When is it time to give up?

Everyone goes through this. I stumble on this stuff over and over. I have been for over a year.

For me, coding is fun and it gives me another creative outlet. It’s challenging enough to keep my interest, and there are so many examples out there to look to for project ideas. And unlike a lot of creative mediums, I get to see how a person made something in code. Granted, the intricate stuff is over my head, but I can look at a website and then use my browser’s inspector to see how most of the things on the website were made. I can tell that the website didn’t appear out of thin air or in one single moment of inspiration. I can look at the code, see how something was created, see why it was created (mostly), and learn to replicate pieces of it to see if that code is something I want to incorporate with my own stuff.
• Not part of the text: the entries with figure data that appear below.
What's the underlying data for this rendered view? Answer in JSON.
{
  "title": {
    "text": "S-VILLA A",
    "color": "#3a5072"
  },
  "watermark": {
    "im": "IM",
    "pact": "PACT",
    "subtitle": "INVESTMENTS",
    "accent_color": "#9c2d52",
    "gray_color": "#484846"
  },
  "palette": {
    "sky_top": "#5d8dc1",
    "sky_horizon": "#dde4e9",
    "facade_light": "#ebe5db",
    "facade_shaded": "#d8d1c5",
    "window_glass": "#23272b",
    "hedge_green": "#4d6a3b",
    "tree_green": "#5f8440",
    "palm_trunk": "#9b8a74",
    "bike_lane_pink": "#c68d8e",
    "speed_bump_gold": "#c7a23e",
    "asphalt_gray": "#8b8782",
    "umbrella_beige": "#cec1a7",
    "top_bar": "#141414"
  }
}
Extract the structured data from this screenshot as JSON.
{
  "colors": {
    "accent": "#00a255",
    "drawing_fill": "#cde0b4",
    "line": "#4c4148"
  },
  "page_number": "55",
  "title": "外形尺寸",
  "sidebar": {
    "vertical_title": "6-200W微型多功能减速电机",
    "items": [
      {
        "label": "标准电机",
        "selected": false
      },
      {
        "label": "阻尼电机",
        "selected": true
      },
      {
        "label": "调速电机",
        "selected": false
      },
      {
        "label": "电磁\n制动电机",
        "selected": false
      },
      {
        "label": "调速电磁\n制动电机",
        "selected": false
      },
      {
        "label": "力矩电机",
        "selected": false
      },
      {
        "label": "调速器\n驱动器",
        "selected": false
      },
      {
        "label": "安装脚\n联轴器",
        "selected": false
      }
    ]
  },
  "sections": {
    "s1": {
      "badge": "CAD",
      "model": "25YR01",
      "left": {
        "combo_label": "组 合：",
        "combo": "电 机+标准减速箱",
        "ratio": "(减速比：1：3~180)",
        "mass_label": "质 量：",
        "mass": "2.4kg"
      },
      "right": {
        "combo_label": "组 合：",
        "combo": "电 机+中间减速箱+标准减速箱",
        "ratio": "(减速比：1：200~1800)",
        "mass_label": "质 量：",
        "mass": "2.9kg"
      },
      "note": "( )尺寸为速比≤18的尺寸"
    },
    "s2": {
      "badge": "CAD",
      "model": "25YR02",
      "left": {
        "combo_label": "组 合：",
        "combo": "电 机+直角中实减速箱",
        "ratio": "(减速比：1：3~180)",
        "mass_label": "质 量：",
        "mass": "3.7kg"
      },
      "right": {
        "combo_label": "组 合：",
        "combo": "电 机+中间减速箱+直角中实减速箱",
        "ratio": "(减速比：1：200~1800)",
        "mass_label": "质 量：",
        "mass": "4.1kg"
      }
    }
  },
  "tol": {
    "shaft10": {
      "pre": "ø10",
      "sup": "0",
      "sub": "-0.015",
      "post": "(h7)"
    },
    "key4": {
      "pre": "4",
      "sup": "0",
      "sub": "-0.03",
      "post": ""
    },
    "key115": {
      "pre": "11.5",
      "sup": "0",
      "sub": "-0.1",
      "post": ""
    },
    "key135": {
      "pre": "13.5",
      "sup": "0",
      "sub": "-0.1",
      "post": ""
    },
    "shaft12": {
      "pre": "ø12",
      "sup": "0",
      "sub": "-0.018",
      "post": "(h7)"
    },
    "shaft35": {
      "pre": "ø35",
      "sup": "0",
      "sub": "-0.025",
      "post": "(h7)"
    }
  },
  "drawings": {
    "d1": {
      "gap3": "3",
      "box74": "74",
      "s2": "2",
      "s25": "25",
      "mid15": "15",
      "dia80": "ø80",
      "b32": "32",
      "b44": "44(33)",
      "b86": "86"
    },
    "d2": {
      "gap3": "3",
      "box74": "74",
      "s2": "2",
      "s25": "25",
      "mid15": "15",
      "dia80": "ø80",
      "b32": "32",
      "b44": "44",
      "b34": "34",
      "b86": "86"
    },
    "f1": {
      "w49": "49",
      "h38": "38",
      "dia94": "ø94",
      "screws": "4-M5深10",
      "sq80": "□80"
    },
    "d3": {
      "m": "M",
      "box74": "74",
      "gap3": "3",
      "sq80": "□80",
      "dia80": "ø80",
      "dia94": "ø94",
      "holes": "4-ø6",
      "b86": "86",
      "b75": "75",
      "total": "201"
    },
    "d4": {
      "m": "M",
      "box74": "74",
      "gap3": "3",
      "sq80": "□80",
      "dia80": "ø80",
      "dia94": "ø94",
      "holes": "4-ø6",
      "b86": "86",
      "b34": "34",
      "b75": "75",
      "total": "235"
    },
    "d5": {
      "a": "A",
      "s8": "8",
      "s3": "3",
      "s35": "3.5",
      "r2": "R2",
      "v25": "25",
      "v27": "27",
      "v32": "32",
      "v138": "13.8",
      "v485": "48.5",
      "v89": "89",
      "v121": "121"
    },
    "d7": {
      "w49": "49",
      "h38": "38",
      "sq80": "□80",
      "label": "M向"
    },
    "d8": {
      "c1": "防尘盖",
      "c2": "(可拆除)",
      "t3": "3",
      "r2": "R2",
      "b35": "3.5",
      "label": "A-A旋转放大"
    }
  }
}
It’s similar to my relationship with video games. When I was a kid, I played video games a lot—but I was really bad at video games. I enjoyed figuring out how the game world worked, how characters worked, etc., but I didn’t care about beating a game. I just wanted to play around and see what I could do.

I don’t know if you’re hoping this will turn into a job. That was a mistake I made when I first started learning on here. I thought it could allow me to make a career transition if I wanted, and that’s a lot of pressure to put on learning something new. It makes every setback, every stumped moment you have during your learned feel like this huge weight is being dropped onto your shoulders. And every stumble adds more and more weight. It’s an exhausting feeling. When I started to think of learning to code as a hobby, just a fun thing I could do on my own that’s just for me, I started enjoying learning a lot more. The stumbles also didn’t delay my learning as much because these stumbles stopped feeling like failures.

My advice is to just try to have fun with it and don’t put a lot of pressure on yourself. You’re learning something new that’s fairly challenging. You’re going to get stuck, things aren’t going to make sense sometimes, and you’re going to see amazing things written in code and wish you could do that already. If you’re doing it because you enjoy it, all these negatives will feel pretty small compared to those moments when you figure something out.

Everyone stumbles tons when learning to code. That’s just how it is. There can be a lot of value in this constant challenge, though.